Saleem N, Kulkarni A, Snow TAC, Ambler G, Singer M, Arulkumaran N. Effect of Corticosteroids on Mortality and Clinical Cure in Community-Acquired Pneumonia: A Systematic Review, Meta-analysis, and Meta-regression of Randomized Control Trials. Chest. 2023 Mar;163(3):484-497. doi: 10.1016/j.chest.2022.08.2229. Epub 2022 Sep 7. PMID: 36087797.

Background: It is still uncertain if glucocorticoids, through their anti-inflammatory and immunomodulatory mechanisms, improve clinical outcomes in patients with severe community-acquired pneumonia (CAP). Glucocorticoids may benefit patients with CAP by reducing progression to lung injury and acute respiratory distress syndrome (ARDS) and, in turn, decreasing overall mortality.

Methods: This was a randomized, double-blind, placebo-controlled trial involving adult patients admitted to an intensive care unit (ICU) for severe CAP. They received 200 mg of IV hydrocortisone daily for either 4 or 7 days, as determined by clinical improvement, followed by a tapering dose for 8 or 14 days or matching placebo. All patients received standard therapy for CAP, including antibiotics and supportive care. The primary study outcome was death at 28 days.

Results: In total, 800 patients were randomized when the trial was stopped after the second planned interim analysis, with data from 795 patients available for analysis. Patients with influenza and septic shock were excluded. At the end of the follow-up period, at day 28, death had occurred in 6.2% (25/400; 95% CI, 3.9-8.6) of patients in the hydrocortisone group and in 11.9% (47/395; 95% CI, 8.7-15.1) of patients in the placebo group, a difference that was statistically significant (P = .006).

There are noteworthy subgroup analyses: First, among patients who were not receiving mechanical ventilation at baseline, intubation was required in 18.0% (40/222) of the hydrocortisone group and in 29.5% (65/220) of the placebo group (hazard ratio [HR], 0.59; 95% CI, 0.40-0.86). Second, among patients who were not receiving vasopressor therapy at baseline, such treatment was started in 15.3% (55/359) of the hydrocortisone group and in 25.0% (86/344) of the placebo group (HR, 0.59; 95% CI, 0.43-0.82). Hospital-acquired infections and gastrointestinal bleeding occurred in similar proportions in both groups. Patients in the hydrocortisone group received higher daily doses of insulin during the first week of treatment.

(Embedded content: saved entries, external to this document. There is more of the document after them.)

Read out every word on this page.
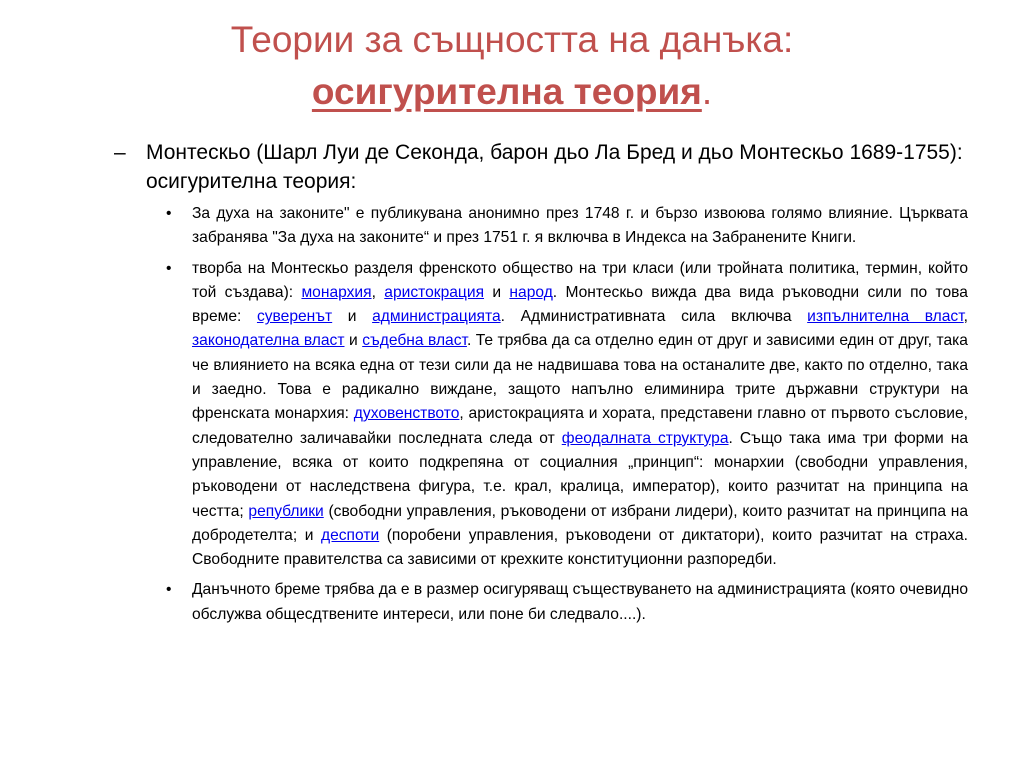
Теории за същността на данъка:
осигурителна теория.
– Монтескьо (Шарл Луи де Секонда, барон дьо Ла Бред и дьо Монтескьо 1689-1755): осигурителна теория:
• За духа на законите" е публикувана анонимно през 1748 г. и бързо извоюва голямо влияние. Църквата забранява "За духа на законите“ и през 1751 г. я включва в Индекса на Забранените Книги.
• творба на Монтескьо разделя френското общество на три класи (или тройната политика, термин, който той създава): монархия, аристокрация и народ. Монтескьо вижда два вида ръководни сили по това време: суверенът и администрацията. Административната сила включва изпълнителна власт, законодателна власт и съдебна власт. Те трябва да са отделно един от друг и зависими един от друг, така че влиянието на всяка една от тези сили да не надвишава това на останалите две, както по отделно, така и заедно. Това е радикално виждане, защото напълно елиминира трите държавни структури на френската монархия: духовенството, аристокрацията и хората, представени главно от първото съсловие, следователно заличавайки последната следа от феодалната структура. Също така има три форми на управление, всяка от които подкрепяна от социалния „принцип“: монархии (свободни управления, ръководени от наследствена фигура, т.е. крал, кралица, император), които разчитат на принципа на честта; републики (свободни управления, ръководени от избрани лидери), които разчитат на принципа на добродетелта; и деспоти (поробени управления, ръководени от диктатори), които разчитат на страха. Свободните правителства са зависими от крехките конституционни разпоредби.
• Данъчното бреме трябва да е в размер осигуряващ съществуването на администрацията (която очевидно обслужва общесдтвените интереси, или поне би следвало....).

Conclusions: The authors concluded that in patients with severe CAP who were treated in an ICU, adding hydrocortisone to usual care reduced 28-day mortality.

McMaster editors’ commentary: The routine use of glucocorticoids in critically ill patients with CAP is controversial. A recent meta-analysis of about 4000 patients—which did not include the above study—showed that glucocorticoids reduced the need for mechanical ventilation but did not find a mortality benefit (although point estimates favored glucocorticoids; doi:10.1016/j.chest.2022.08.2229). Although there is biologic plausibility for benefit to reduce additional lung injury, as shown with coronavirus disease 2019 (COVID-19)-associated pneumonia, glucocorticoid use in severe CAP should be selective. For example, it may be preferred in patients with evidence of hyperinflammation or septic shock while being avoided in those with fungal or mycobacterial infections (or both), and possibly also in immunocompromised individuals. Its role in viral pneumonia, especially in influenza pneumonia, requires further study.